Buku yang diberikan kata pengantar oleh ahli perpajakan Yustinus Prastowo dan diberikan catatan penutup oleh Romo Andre Atawolo, OFM ini berisi 50 buah tulisan reflekti kritis penulis yang dibagi ke dalam 9 bab.
Dengan tuturan yang lincah, lengkap dan enak dibaca, semua tulisan yang termuat dalam buku ini sebenarnya mengungkap banyak tema, tak hanya korupsi. Pada bab V misalnya, ada tulisan berjudul Ibu Kota, Kota Ibu yang pernah dimuat di Kompas.
Seperti dituturka Emanuel, judul tulisan tersebut dia ambil dari salah satu puisi seniman serbabisa Remy Sylado. Tulisan ini menohok Jakarta yang menurutnya pada Pilgub 2017 telah terciderai perilaku memilukan dan memalukan. Melalui tulisan tersebut, ia sudah mengingatkan Anies untuk bekerja sungguh-sungguh, bukan hanya menebar kata-kata indah nan memukau.

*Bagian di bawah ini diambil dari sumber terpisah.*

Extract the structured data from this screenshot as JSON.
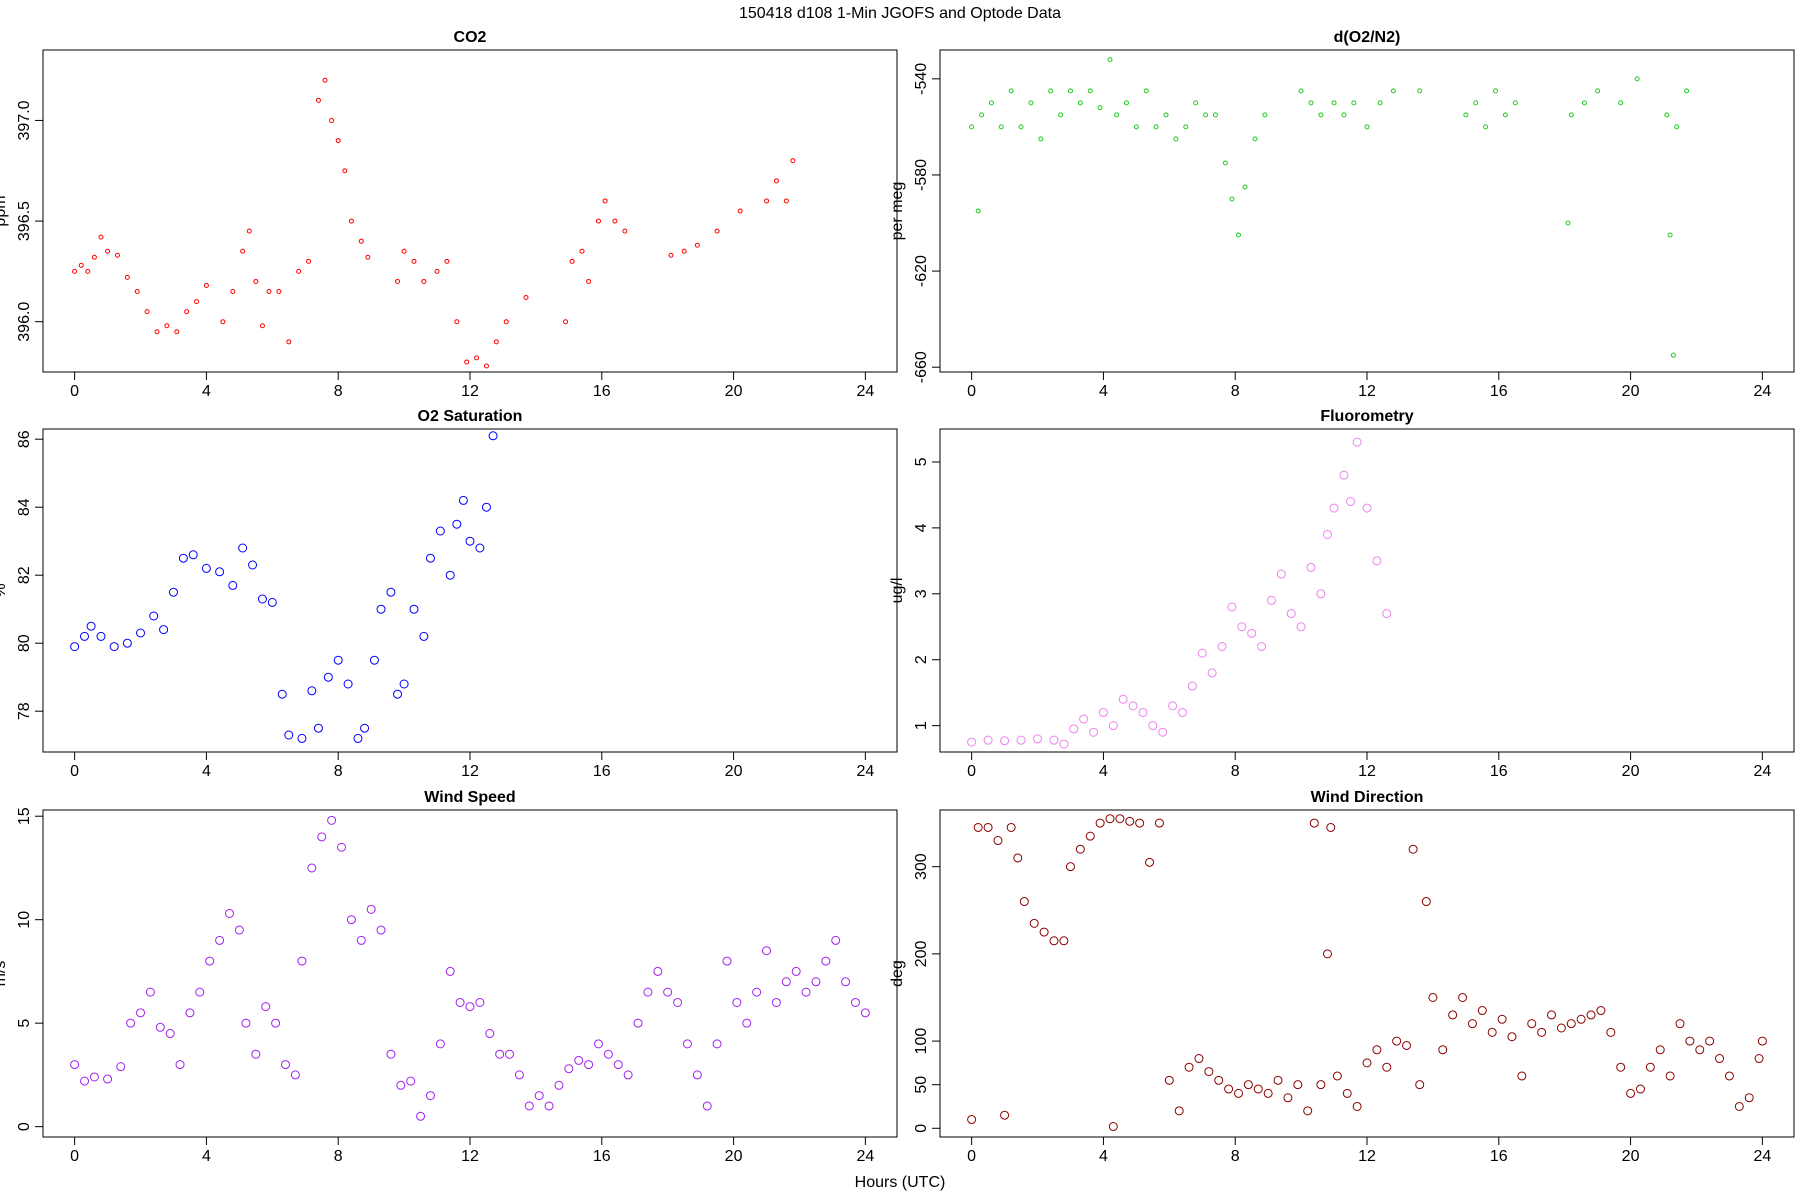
{
  "title": "150418   d108   1-Min  JGOFS and Optode Data",
  "xlabel": "Hours (UTC)",
  "chart_data": [
    {
      "type": "scatter",
      "title": "CO2",
      "ylabel": "ppm",
      "color": "#ff0000",
      "xlim": [
        -0.96,
        24.96
      ],
      "xticks": [
        0,
        4,
        8,
        12,
        16,
        20,
        24
      ],
      "ylim": [
        395.75,
        397.35
      ],
      "yticks": [
        {
          "value": 396,
          "label": "396.0"
        },
        396.5,
        {
          "value": 397,
          "label": "397.0"
        }
      ],
      "x": [
        0,
        0.2,
        0.4,
        0.6,
        0.8,
        1.0,
        1.3,
        1.6,
        1.9,
        2.2,
        2.5,
        2.8,
        3.1,
        3.4,
        3.7,
        4.0,
        4.5,
        4.8,
        5.1,
        5.3,
        5.5,
        5.7,
        5.9,
        6.2,
        6.5,
        6.8,
        7.1,
        7.4,
        7.6,
        7.8,
        8.0,
        8.2,
        8.4,
        8.7,
        8.9,
        9.8,
        10.0,
        10.3,
        10.6,
        11.0,
        11.3,
        11.6,
        11.9,
        12.2,
        12.5,
        12.8,
        13.1,
        13.7,
        14.9,
        15.1,
        15.4,
        15.6,
        15.9,
        16.1,
        16.4,
        16.7,
        18.1,
        18.5,
        18.9,
        19.5,
        20.2,
        21.0,
        21.3,
        21.6,
        21.8
      ],
      "values": [
        396.25,
        396.28,
        396.25,
        396.32,
        396.42,
        396.35,
        396.33,
        396.22,
        396.15,
        396.05,
        395.95,
        395.98,
        395.95,
        396.05,
        396.1,
        396.18,
        396.0,
        396.15,
        396.35,
        396.45,
        396.2,
        395.98,
        396.15,
        396.15,
        395.9,
        396.25,
        396.3,
        397.1,
        397.2,
        397.0,
        396.9,
        396.75,
        396.5,
        396.4,
        396.32,
        396.2,
        396.35,
        396.3,
        396.2,
        396.25,
        396.3,
        396.0,
        395.8,
        395.82,
        395.78,
        395.9,
        396.0,
        396.12,
        396.0,
        396.3,
        396.35,
        396.2,
        396.5,
        396.6,
        396.5,
        396.45,
        396.33,
        396.35,
        396.38,
        396.45,
        396.55,
        396.6,
        396.7,
        396.6,
        396.8
      ]
    },
    {
      "type": "scatter",
      "title": "d(O2/N2)",
      "ylabel": "per meg",
      "color": "#22cc22",
      "xlim": [
        -0.96,
        24.96
      ],
      "xticks": [
        0,
        4,
        8,
        12,
        16,
        20,
        24
      ],
      "ylim": [
        -662,
        -528
      ],
      "yticks": [
        -540,
        -580,
        -620,
        -660
      ],
      "x": [
        0,
        0.2,
        0.3,
        0.6,
        0.9,
        1.2,
        1.5,
        1.8,
        2.1,
        2.4,
        2.7,
        3.0,
        3.3,
        3.6,
        3.9,
        4.2,
        4.4,
        4.7,
        5.0,
        5.3,
        5.6,
        5.9,
        6.2,
        6.5,
        6.8,
        7.1,
        7.4,
        7.7,
        7.9,
        8.1,
        8.3,
        8.6,
        8.9,
        10.0,
        10.3,
        10.6,
        11.0,
        11.3,
        11.6,
        12.0,
        12.4,
        12.8,
        13.6,
        15.0,
        15.3,
        15.6,
        15.9,
        16.2,
        16.5,
        18.1,
        18.2,
        18.6,
        19.0,
        19.7,
        20.2,
        21.1,
        21.2,
        21.3,
        21.4,
        21.7
      ],
      "values": [
        -560,
        -595,
        -555,
        -550,
        -560,
        -545,
        -560,
        -550,
        -565,
        -545,
        -555,
        -545,
        -550,
        -545,
        -552,
        -532,
        -555,
        -550,
        -560,
        -545,
        -560,
        -555,
        -565,
        -560,
        -550,
        -555,
        -555,
        -575,
        -590,
        -605,
        -585,
        -565,
        -555,
        -545,
        -550,
        -555,
        -550,
        -555,
        -550,
        -560,
        -550,
        -545,
        -545,
        -555,
        -550,
        -560,
        -545,
        -555,
        -550,
        -600,
        -555,
        -550,
        -545,
        -550,
        -540,
        -555,
        -605,
        -655,
        -560,
        -545
      ]
    },
    {
      "type": "scatter",
      "title": "O2 Saturation",
      "ylabel": "%",
      "color": "#0000ff",
      "xlim": [
        -0.96,
        24.96
      ],
      "xticks": [
        0,
        4,
        8,
        12,
        16,
        20,
        24
      ],
      "ylim": [
        76.8,
        86.3
      ],
      "yticks": [
        78,
        80,
        82,
        84,
        86
      ],
      "x": [
        0,
        0.3,
        0.5,
        0.8,
        1.2,
        1.6,
        2.0,
        2.4,
        2.7,
        3.0,
        3.3,
        3.6,
        4.0,
        4.4,
        4.8,
        5.1,
        5.4,
        5.7,
        6.0,
        6.3,
        6.5,
        6.9,
        7.2,
        7.4,
        7.7,
        8.0,
        8.3,
        8.6,
        8.8,
        9.1,
        9.3,
        9.6,
        9.8,
        10.0,
        10.3,
        10.6,
        10.8,
        11.1,
        11.4,
        11.6,
        11.8,
        12.0,
        12.3,
        12.5,
        12.7
      ],
      "values": [
        79.9,
        80.2,
        80.5,
        80.2,
        79.9,
        80.0,
        80.3,
        80.8,
        80.4,
        81.5,
        82.5,
        82.6,
        82.2,
        82.1,
        81.7,
        82.8,
        82.3,
        81.3,
        81.2,
        78.5,
        77.3,
        77.2,
        78.6,
        77.5,
        79.0,
        79.5,
        78.8,
        77.2,
        77.5,
        79.5,
        81.0,
        81.5,
        78.5,
        78.8,
        81.0,
        80.2,
        82.5,
        83.3,
        82.0,
        83.5,
        84.2,
        83.0,
        82.8,
        84.0,
        86.1
      ]
    },
    {
      "type": "scatter",
      "title": "Fluorometry",
      "ylabel": "ug/l",
      "color": "#ee82ee",
      "xlim": [
        -0.96,
        24.96
      ],
      "xticks": [
        0,
        4,
        8,
        12,
        16,
        20,
        24
      ],
      "ylim": [
        0.6,
        5.5
      ],
      "yticks": [
        1,
        2,
        3,
        4,
        5
      ],
      "x": [
        0,
        0.5,
        1.0,
        1.5,
        2.0,
        2.5,
        2.8,
        3.1,
        3.4,
        3.7,
        4.0,
        4.3,
        4.6,
        4.9,
        5.2,
        5.5,
        5.8,
        6.1,
        6.4,
        6.7,
        7.0,
        7.3,
        7.6,
        7.9,
        8.2,
        8.5,
        8.8,
        9.1,
        9.4,
        9.7,
        10.0,
        10.3,
        10.6,
        10.8,
        11.0,
        11.3,
        11.5,
        11.7,
        12.0,
        12.3,
        12.6
      ],
      "values": [
        0.75,
        0.78,
        0.77,
        0.78,
        0.8,
        0.78,
        0.72,
        0.95,
        1.1,
        0.9,
        1.2,
        1.0,
        1.4,
        1.3,
        1.2,
        1.0,
        0.9,
        1.3,
        1.2,
        1.6,
        2.1,
        1.8,
        2.2,
        2.8,
        2.5,
        2.4,
        2.2,
        2.9,
        3.3,
        2.7,
        2.5,
        3.4,
        3.0,
        3.9,
        4.3,
        4.8,
        4.4,
        5.3,
        4.3,
        3.5,
        2.7
      ]
    },
    {
      "type": "scatter",
      "title": "Wind Speed",
      "ylabel": "m/s",
      "color": "#a020f0",
      "xlim": [
        -0.96,
        24.96
      ],
      "xticks": [
        0,
        4,
        8,
        12,
        16,
        20,
        24
      ],
      "ylim": [
        -0.5,
        15.3
      ],
      "yticks": [
        0,
        5,
        10,
        15
      ],
      "x": [
        0,
        0.3,
        0.6,
        1.0,
        1.4,
        1.7,
        2.0,
        2.3,
        2.6,
        2.9,
        3.2,
        3.5,
        3.8,
        4.1,
        4.4,
        4.7,
        5.0,
        5.2,
        5.5,
        5.8,
        6.1,
        6.4,
        6.7,
        6.9,
        7.2,
        7.5,
        7.8,
        8.1,
        8.4,
        8.7,
        9.0,
        9.3,
        9.6,
        9.9,
        10.2,
        10.5,
        10.8,
        11.1,
        11.4,
        11.7,
        12.0,
        12.3,
        12.6,
        12.9,
        13.2,
        13.5,
        13.8,
        14.1,
        14.4,
        14.7,
        15.0,
        15.3,
        15.6,
        15.9,
        16.2,
        16.5,
        16.8,
        17.1,
        17.4,
        17.7,
        18.0,
        18.3,
        18.6,
        18.9,
        19.2,
        19.5,
        19.8,
        20.1,
        20.4,
        20.7,
        21.0,
        21.3,
        21.6,
        21.9,
        22.2,
        22.5,
        22.8,
        23.1,
        23.4,
        23.7,
        24.0
      ],
      "values": [
        3.0,
        2.2,
        2.4,
        2.3,
        2.9,
        5.0,
        5.5,
        6.5,
        4.8,
        4.5,
        3.0,
        5.5,
        6.5,
        8.0,
        9.0,
        10.3,
        9.5,
        5.0,
        3.5,
        5.8,
        5.0,
        3.0,
        2.5,
        8.0,
        12.5,
        14.0,
        14.8,
        13.5,
        10.0,
        9.0,
        10.5,
        9.5,
        3.5,
        2.0,
        2.2,
        0.5,
        1.5,
        4.0,
        7.5,
        6.0,
        5.8,
        6.0,
        4.5,
        3.5,
        3.5,
        2.5,
        1.0,
        1.5,
        1.0,
        2.0,
        2.8,
        3.2,
        3.0,
        4.0,
        3.5,
        3.0,
        2.5,
        5.0,
        6.5,
        7.5,
        6.5,
        6.0,
        4.0,
        2.5,
        1.0,
        4.0,
        8.0,
        6.0,
        5.0,
        6.5,
        8.5,
        6.0,
        7.0,
        7.5,
        6.5,
        7.0,
        8.0,
        9.0,
        7.0,
        6.0,
        5.5
      ]
    },
    {
      "type": "scatter",
      "title": "Wind Direction",
      "ylabel": "deg",
      "color": "#8b0000",
      "xlim": [
        -0.96,
        24.96
      ],
      "xticks": [
        0,
        4,
        8,
        12,
        16,
        20,
        24
      ],
      "ylim": [
        -10,
        365
      ],
      "yticks": [
        0,
        50,
        100,
        200,
        300
      ],
      "x": [
        0,
        0.2,
        0.5,
        0.8,
        1.0,
        1.2,
        1.4,
        1.6,
        1.9,
        2.2,
        2.5,
        2.8,
        3.0,
        3.3,
        3.6,
        3.9,
        4.2,
        4.3,
        4.5,
        4.8,
        5.1,
        5.4,
        5.7,
        6.0,
        6.3,
        6.6,
        6.9,
        7.2,
        7.5,
        7.8,
        8.1,
        8.4,
        8.7,
        9.0,
        9.3,
        9.6,
        9.9,
        10.2,
        10.4,
        10.6,
        10.8,
        10.9,
        11.1,
        11.4,
        11.7,
        12.0,
        12.3,
        12.6,
        12.9,
        13.2,
        13.4,
        13.6,
        13.8,
        14.0,
        14.3,
        14.6,
        14.9,
        15.2,
        15.5,
        15.8,
        16.1,
        16.4,
        16.7,
        17.0,
        17.3,
        17.6,
        17.9,
        18.2,
        18.5,
        18.8,
        19.1,
        19.4,
        19.7,
        20.0,
        20.3,
        20.6,
        20.9,
        21.2,
        21.5,
        21.8,
        22.1,
        22.4,
        22.7,
        23.0,
        23.3,
        23.6,
        23.9,
        24.0
      ],
      "values": [
        10,
        345,
        345,
        330,
        15,
        345,
        310,
        260,
        235,
        225,
        215,
        215,
        300,
        320,
        335,
        350,
        355,
        2,
        355,
        352,
        350,
        305,
        350,
        55,
        20,
        70,
        80,
        65,
        55,
        45,
        40,
        50,
        45,
        40,
        55,
        35,
        50,
        20,
        350,
        50,
        200,
        345,
        60,
        40,
        25,
        75,
        90,
        70,
        100,
        95,
        320,
        50,
        260,
        150,
        90,
        130,
        150,
        120,
        135,
        110,
        125,
        105,
        60,
        120,
        110,
        130,
        115,
        120,
        125,
        130,
        135,
        110,
        70,
        40,
        45,
        70,
        90,
        60,
        120,
        100,
        90,
        100,
        80,
        60,
        25,
        35,
        80,
        100
      ]
    }
  ]
}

Beralasan penulis meminta Anies untuk tidak terlalu banyak bicara, sebab setelah dilantik pun, sang gubernur masih banyak bicara untuk menyalahkan pendahulunya, tidak segera bekerja untuk mengatasi berbagai persoalan Jakarta. “Berhentilah berkampanye dan mencari, apalagi mencari-cari kesalahan orang lain. Bekerjalah sungguh-sungguh. Sebab jika Anda gagal, sudah pasti Anda akan menjadi seteru dan bulan-bulanan, bukan hanya bagi yang tidak memilih, tapi juga bagi yang memilih,” tulisnya pada halaman 82.

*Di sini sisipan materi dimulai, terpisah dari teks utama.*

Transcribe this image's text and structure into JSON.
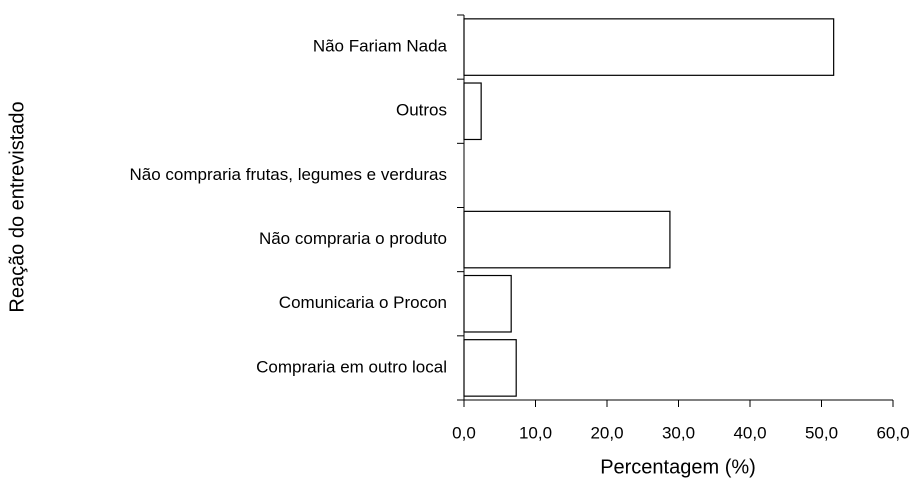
{
  "chart_data": {
    "type": "barh",
    "xlabel": "Percentagem (%)",
    "ylabel": "Reação do entrevistado",
    "categories": [
      "Não Fariam Nada",
      "Outros",
      "Não compraria frutas, legumes e verduras",
      "Não compraria o produto",
      "Comunicaria o Procon",
      "Compraria em outro local"
    ],
    "values": [
      51.7,
      2.4,
      0,
      28.8,
      6.6,
      7.3
    ],
    "color": "#ffffff",
    "xlim": [
      0,
      60
    ],
    "xticks": [
      {
        "value": 0,
        "label": "0,0"
      },
      {
        "value": 10,
        "label": "10,0"
      },
      {
        "value": 20,
        "label": "20,0"
      },
      {
        "value": 30,
        "label": "30,0"
      },
      {
        "value": 40,
        "label": "40,0"
      },
      {
        "value": 50,
        "label": "50,0"
      },
      {
        "value": 60,
        "label": "60,0"
      }
    ],
    "grid": false
  }
}
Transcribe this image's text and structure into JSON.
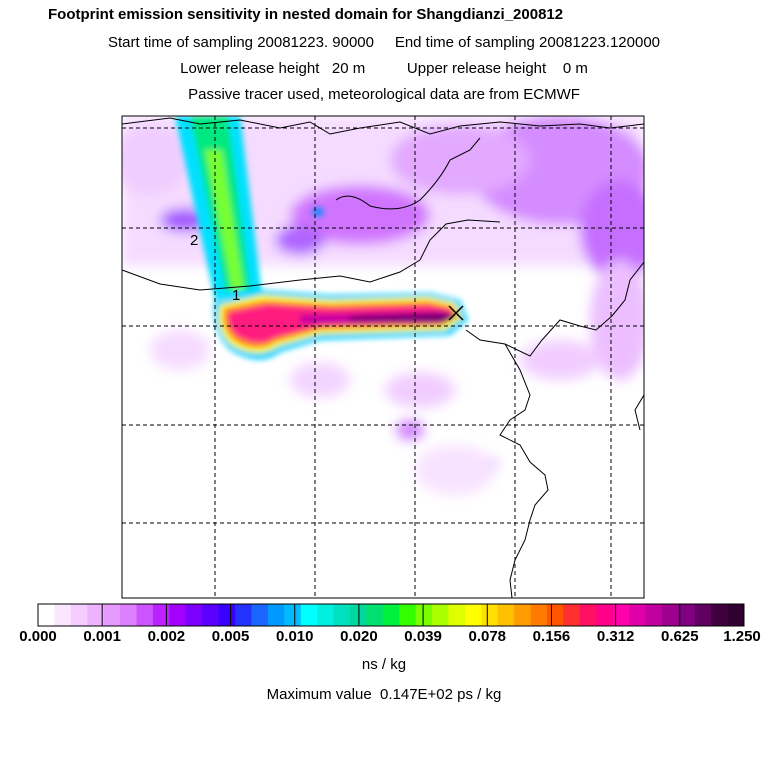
{
  "titles": [
    "Footprint emission sensitivity in nested domain for Shangdianzi_200812",
    "Start time of sampling 20081223. 90000     End time of sampling 20081223.120000",
    "Lower release height   20 m          Upper release height    0 m",
    "Passive tracer used, meteorological data are from ECMWF"
  ],
  "map": {
    "markers": [
      "1",
      "2"
    ],
    "station_symbol": "x-marker-icon"
  },
  "colorbar": {
    "labels": [
      "0.000",
      "0.001",
      "0.002",
      "0.005",
      "0.010",
      "0.020",
      "0.039",
      "0.078",
      "0.156",
      "0.312",
      "0.625",
      "1.250"
    ],
    "colors": [
      "#ffffff",
      "#fbe6ff",
      "#f5ccff",
      "#eeb3ff",
      "#e699ff",
      "#dd80ff",
      "#cc55ff",
      "#bb22ff",
      "#a200ff",
      "#7d00ff",
      "#5a00ff",
      "#3a00ff",
      "#2233ff",
      "#1a66ff",
      "#0099ff",
      "#00bbff",
      "#00ffff",
      "#00f0e0",
      "#00e0c0",
      "#00d8a0",
      "#00e070",
      "#00f040",
      "#33ff00",
      "#77ff00",
      "#aaff00",
      "#ddff00",
      "#ffff00",
      "#ffe000",
      "#ffc000",
      "#ff9c00",
      "#ff7a00",
      "#ff5500",
      "#ff3030",
      "#ff1060",
      "#ff0088",
      "#ff00aa",
      "#e000aa",
      "#c000a0",
      "#a00090",
      "#800080",
      "#600060",
      "#400040",
      "#300030"
    ],
    "unit": "ns / kg"
  },
  "max_value_text": "Maximum value  0.147E+02 ps / kg"
}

Bagi penulis, Anies tidak boleh gagal dan kalah dalam mengurus Jakarta, sebab jika gagal dan kalah, tak ada orang lagi yang mendengarkannya. Bagaimana mau menjadi Presiden Indonesia, jika gagal mengurus Jakarta? Penulis lalu mengutip sepenggal syair Ibu Kota, Kota Ibu: Bagaimana mungkin orang bisa dipercaya bicara/ jika ia berada dalam kelas yang kalah/ seper* kini Jakarta disesaki olehnya…//
Pada bab 7 ada dua judul tulisan tentang Ahok alias BTP. Yang satu Ahok, The Extraordinary Man dan yang lain Apa dan Mengapa Ahok. Baginya, Ahok dengan segala kelemahannya adalah sosok yang kuat secara mental, tangguh dalam prinsip, pekerja keras, berjiwa besar dan anomali. Karenanya penulis menyesali keputusan 58% pemilih Jakarta yang “mengempaskan” Ahok oleh karena berbagai alasan, termasuk (terutama) karena tidak seiman, padahal dari sisi kinerjanya mereka puas. Dan gentleman, Ahok menerima dan menjalani hukumannya tanpa banyak “cingcong”. Pada bagian paling belakang kita jumpai tulisan berjudul Menyambut Fajar Nadiem dan “Keseolah-olahan”. Keduanya merupakan tulisan paling baru.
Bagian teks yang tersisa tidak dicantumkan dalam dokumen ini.